Let U={1, 2, 3, 4, 5, 6, 7, 8, 9} and A={1}. Find the set Ac.
a. {2, 3, 4, 5, 6, 7, 8, 9}
b. {1, 2, 3, 4}
c. {2, 4, 6, 8, 9}
d. {2, 3, 4, 5, 6, 7, 8}
Thank you!
if you mean the complement of A, it's everything except what is in A.
Well, well, well, let's have some fun with sets! So, U represents all the numbers from 1 to 9, while A only contains the lonely number 1. Now, to find the set Ac, we need to find all the numbers in U that are not in A.
Since A only has 1, it means Ac must have all the other numbers from U. So, the answer is option a: {2, 3, 4, 5, 6, 7, 8, 9}. Those poor numbers must be lonely without their buddy 1!
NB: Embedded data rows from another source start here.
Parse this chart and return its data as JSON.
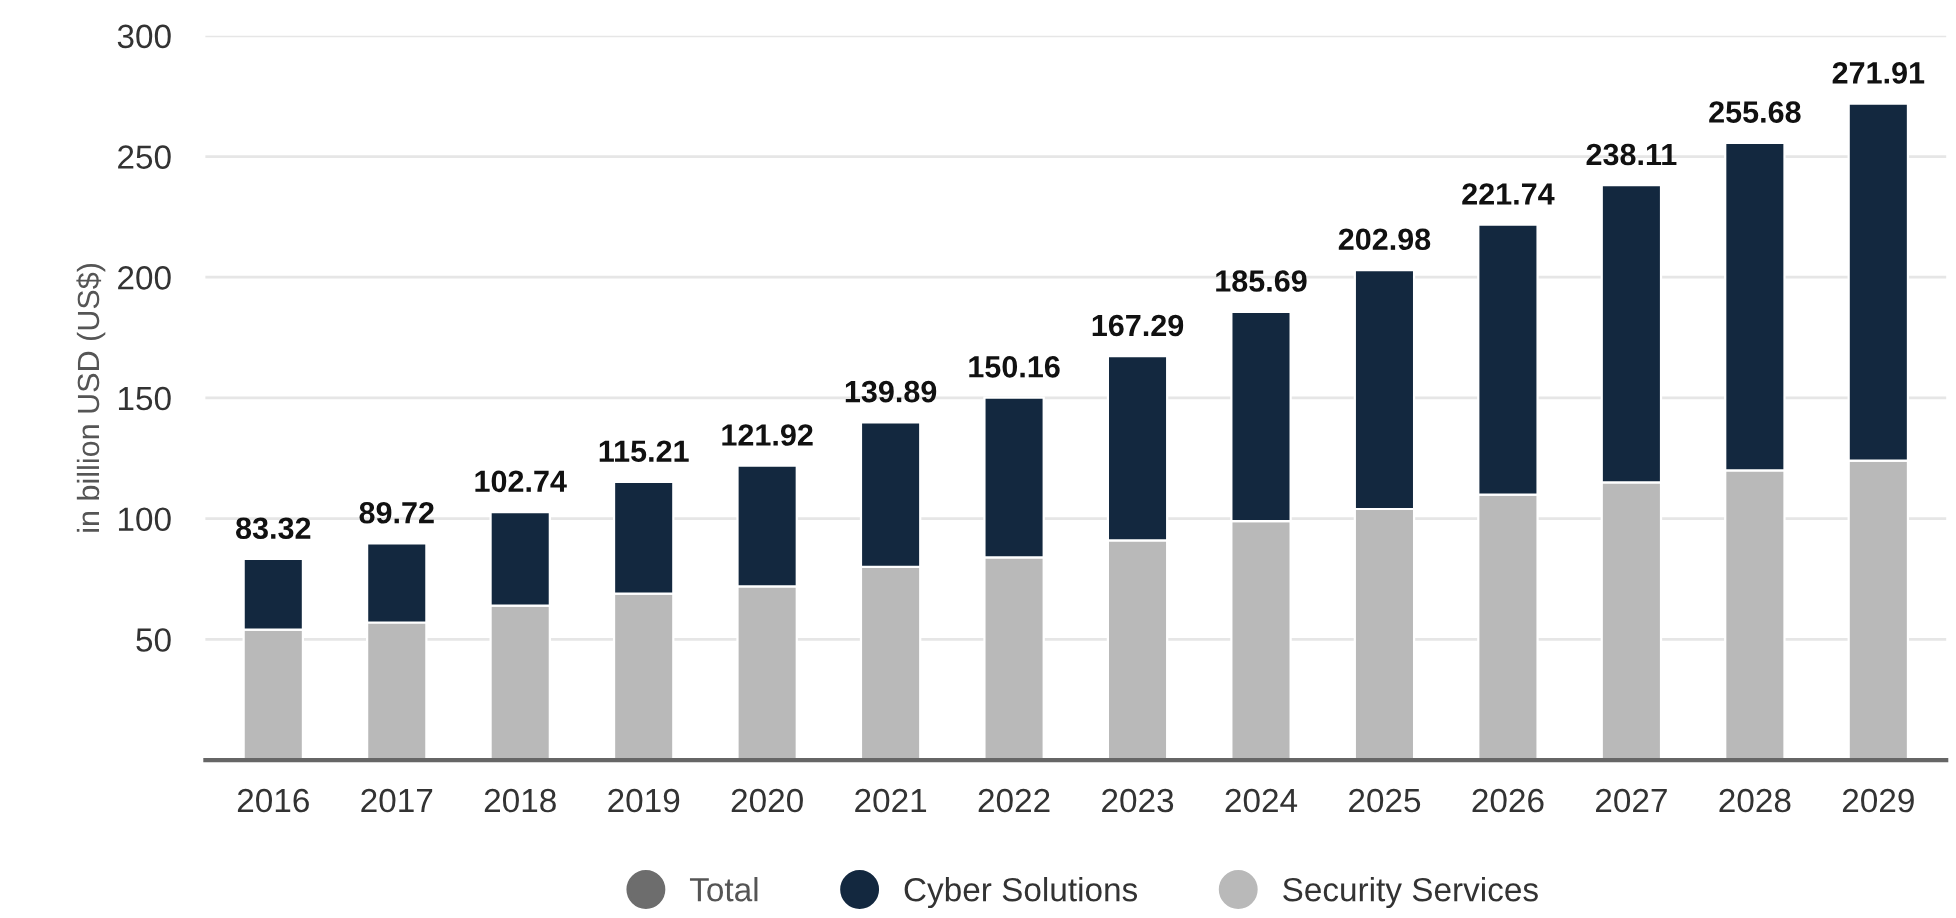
{
  "chart_data": {
    "type": "bar",
    "stacked": true,
    "ylabel": "in billion USD (US$)",
    "categories": [
      "2016",
      "2017",
      "2018",
      "2019",
      "2020",
      "2021",
      "2022",
      "2023",
      "2024",
      "2025",
      "2026",
      "2027",
      "2028",
      "2029"
    ],
    "series": [
      {
        "name": "Security Services",
        "color": "#b9b9b9",
        "values": [
          54,
          57,
          64,
          69,
          72,
          80,
          84,
          91,
          99,
          104,
          110,
          115,
          120,
          124
        ]
      },
      {
        "name": "Cyber Solutions",
        "color": "#13283f",
        "values": [
          29.32,
          32.72,
          38.74,
          46.21,
          49.92,
          59.89,
          66.16,
          76.29,
          86.69,
          98.98,
          111.74,
          123.11,
          135.68,
          147.91
        ]
      },
      {
        "name": "Total",
        "color": "#6d6d6d",
        "values": [
          null,
          null,
          null,
          null,
          null,
          null,
          null,
          null,
          null,
          null,
          null,
          null,
          null,
          null
        ]
      }
    ],
    "totals": [
      "83.32",
      "89.72",
      "102.74",
      "115.21",
      "121.92",
      "139.89",
      "150.16",
      "167.29",
      "185.69",
      "202.98",
      "221.74",
      "238.11",
      "255.68",
      "271.91"
    ],
    "ylim": [
      0,
      300
    ],
    "yticks": [
      50,
      100,
      150,
      200,
      250,
      300
    ],
    "grid": "y",
    "legend": "bottom",
    "marker": "circle"
  }
}
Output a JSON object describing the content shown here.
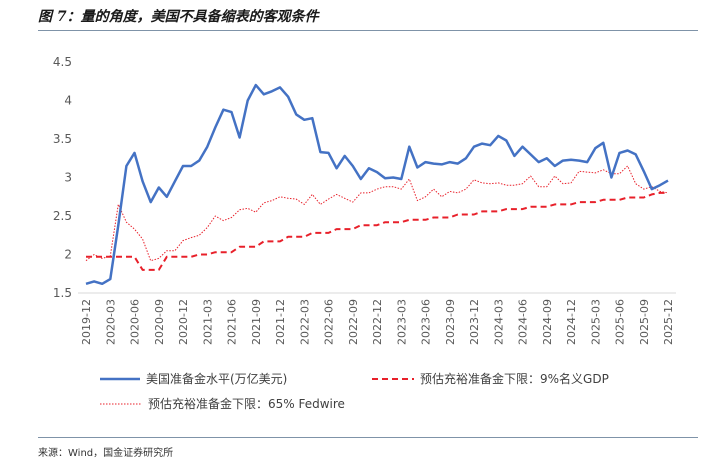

To find the complement of a set A in the universal set U, we need to list all the elements in U that are not in A.
In this case, the universal set U is {1, 2, 3, 4, 5, 6, 7, 8, 9} and the set A is {1}.
To find Ac, we need to find the elements in U that are not in A.
Since the only element in A is 1, Ac will contain all the elements in U except 1.
Therefore, the set Ac is {2, 3, 4, 5, 6, 7, 8, 9}.
So, the correct answer is (a) {2, 3, 4, 5, 6, 7, 8, 9}.
To find the complement of a set A, denoted as Ac, we need to consider all the elements in the universal set U that are not in A.
In this case, the universal set U is {1, 2, 3, 4, 5, 6, 7, 8, 9}, and set A is {1}.
To find Ac, we need to consider all the elements in U that are not in A, which means we need to exclude the element 1. Therefore, the set Ac is {2, 3, 4, 5, 6, 7, 8, 9}.
Therefore, the correct answer is option a. {2, 3, 4, 5, 6, 7, 8, 9}.